McIntyre told Crypto Briefing that both he and Artamonov were also committed to staying true to the founding ideological principles behind Ethereum Classic. He argues that the same sentiments were held by other members of the community, including ETCCoop. ETCLabs and DFG had already had plans to become a central developer in Ethereum Classic, he believed, and saw ETCDev’s financial difficulties as an opportunity to bring its staff into ETCLabs.
This has been disputed by Kukka. “That’s crazy,” she said. “ETCDev operated as a business. DFG looked at providing financial support, but we know this wouldn’t solve the problem. Their burn rate far exceeded the $300,000 assist we offered. The company may have been in the same position again in three months.”

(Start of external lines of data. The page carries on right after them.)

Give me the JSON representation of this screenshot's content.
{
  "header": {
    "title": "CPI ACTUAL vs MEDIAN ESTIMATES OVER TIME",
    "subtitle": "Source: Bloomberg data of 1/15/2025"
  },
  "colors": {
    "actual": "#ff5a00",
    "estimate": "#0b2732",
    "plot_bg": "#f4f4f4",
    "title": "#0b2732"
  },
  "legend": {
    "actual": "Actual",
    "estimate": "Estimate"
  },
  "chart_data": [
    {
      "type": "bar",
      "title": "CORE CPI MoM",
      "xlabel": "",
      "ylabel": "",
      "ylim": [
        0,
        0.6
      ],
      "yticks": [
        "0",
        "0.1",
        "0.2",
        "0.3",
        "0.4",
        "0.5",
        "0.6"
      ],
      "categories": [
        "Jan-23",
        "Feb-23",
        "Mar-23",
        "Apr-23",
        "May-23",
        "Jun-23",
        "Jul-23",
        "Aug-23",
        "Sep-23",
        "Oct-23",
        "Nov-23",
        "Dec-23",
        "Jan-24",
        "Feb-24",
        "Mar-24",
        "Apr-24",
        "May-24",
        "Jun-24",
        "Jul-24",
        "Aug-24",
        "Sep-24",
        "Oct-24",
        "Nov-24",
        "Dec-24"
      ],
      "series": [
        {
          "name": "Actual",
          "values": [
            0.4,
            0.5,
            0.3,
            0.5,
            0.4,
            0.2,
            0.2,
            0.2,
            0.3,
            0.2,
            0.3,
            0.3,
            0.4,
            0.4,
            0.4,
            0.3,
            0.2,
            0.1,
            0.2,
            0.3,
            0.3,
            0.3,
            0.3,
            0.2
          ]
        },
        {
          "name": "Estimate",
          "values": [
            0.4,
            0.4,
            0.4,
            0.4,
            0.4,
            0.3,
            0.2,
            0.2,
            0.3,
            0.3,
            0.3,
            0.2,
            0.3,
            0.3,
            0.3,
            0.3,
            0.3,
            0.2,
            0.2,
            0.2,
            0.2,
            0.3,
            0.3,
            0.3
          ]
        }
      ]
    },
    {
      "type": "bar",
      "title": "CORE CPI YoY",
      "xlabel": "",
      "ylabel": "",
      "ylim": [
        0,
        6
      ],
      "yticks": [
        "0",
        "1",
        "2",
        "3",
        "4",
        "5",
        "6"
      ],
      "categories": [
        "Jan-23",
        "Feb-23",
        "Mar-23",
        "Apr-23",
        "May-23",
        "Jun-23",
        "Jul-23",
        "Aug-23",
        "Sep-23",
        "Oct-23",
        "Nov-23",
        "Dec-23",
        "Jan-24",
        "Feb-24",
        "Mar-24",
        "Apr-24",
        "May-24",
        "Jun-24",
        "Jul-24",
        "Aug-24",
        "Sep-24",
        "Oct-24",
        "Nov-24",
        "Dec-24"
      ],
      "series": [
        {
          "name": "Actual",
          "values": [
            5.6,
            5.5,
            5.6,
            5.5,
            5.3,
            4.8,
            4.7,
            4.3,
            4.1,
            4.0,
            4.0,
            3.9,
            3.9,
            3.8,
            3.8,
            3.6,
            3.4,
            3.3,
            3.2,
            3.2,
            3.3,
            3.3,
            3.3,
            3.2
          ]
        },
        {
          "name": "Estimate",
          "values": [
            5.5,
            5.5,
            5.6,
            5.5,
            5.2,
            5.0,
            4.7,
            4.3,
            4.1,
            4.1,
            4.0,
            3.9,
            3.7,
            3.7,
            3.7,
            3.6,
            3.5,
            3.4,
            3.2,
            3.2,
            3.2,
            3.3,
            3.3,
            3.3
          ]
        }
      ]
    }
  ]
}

Others have suggested that the main cause of the ETCDev demise came down to financial mismanagement. As Crypto Briefing reported earlier this week, most of the company’s assets were kept in cryptocurrency. The ability to continue financing operations and pay staff became severely limited as prices collapsed in the extended bear market. “I don’t think he [Artamonov] was the right person to manage finances,” Lusardi said.
Artamonov denies this. Over email, he said that rumors about his mismanagement of funds formed part of the campaign to discredit him personally:
I know that Darcy [Reno] and Anthony [Lusardi] – who also received money from DFG – are accusing me of mismanagement of funds, but none of them had access to my long-term finances, don’t know how exactly they were managed and what is the reason of the issue. It’s a pure speculation and intentional misinformation used to damage my reputation.
ETCDev’s last lesson
ETCDev’s collapse caught everyone – including ETC community leaders – by surprise. Although there are reportedly hundreds of developers working on the platform, the loss of a devoted ‘core’ team will hurt the platform hard, at least in the short term.
The one aspect everyone seemed to agree on was that this was nonetheless a blip in the life of Ethereum Classic. Despite the setback, it continues to grow and, according to Kukka, 12 projects will be added onto the platform by ETCLabs next month.
But this week’s events show just how easily a community – even one operating relatively harmoniously – can quickly descend into internal strife. In matters involving strong opinions and high feelings, it can often be too easy for projects to splinter into smaller, rival fractions.
After all, this was how Ethereum Classic was born.
The author is invested in ETH, which is mentioned in this article.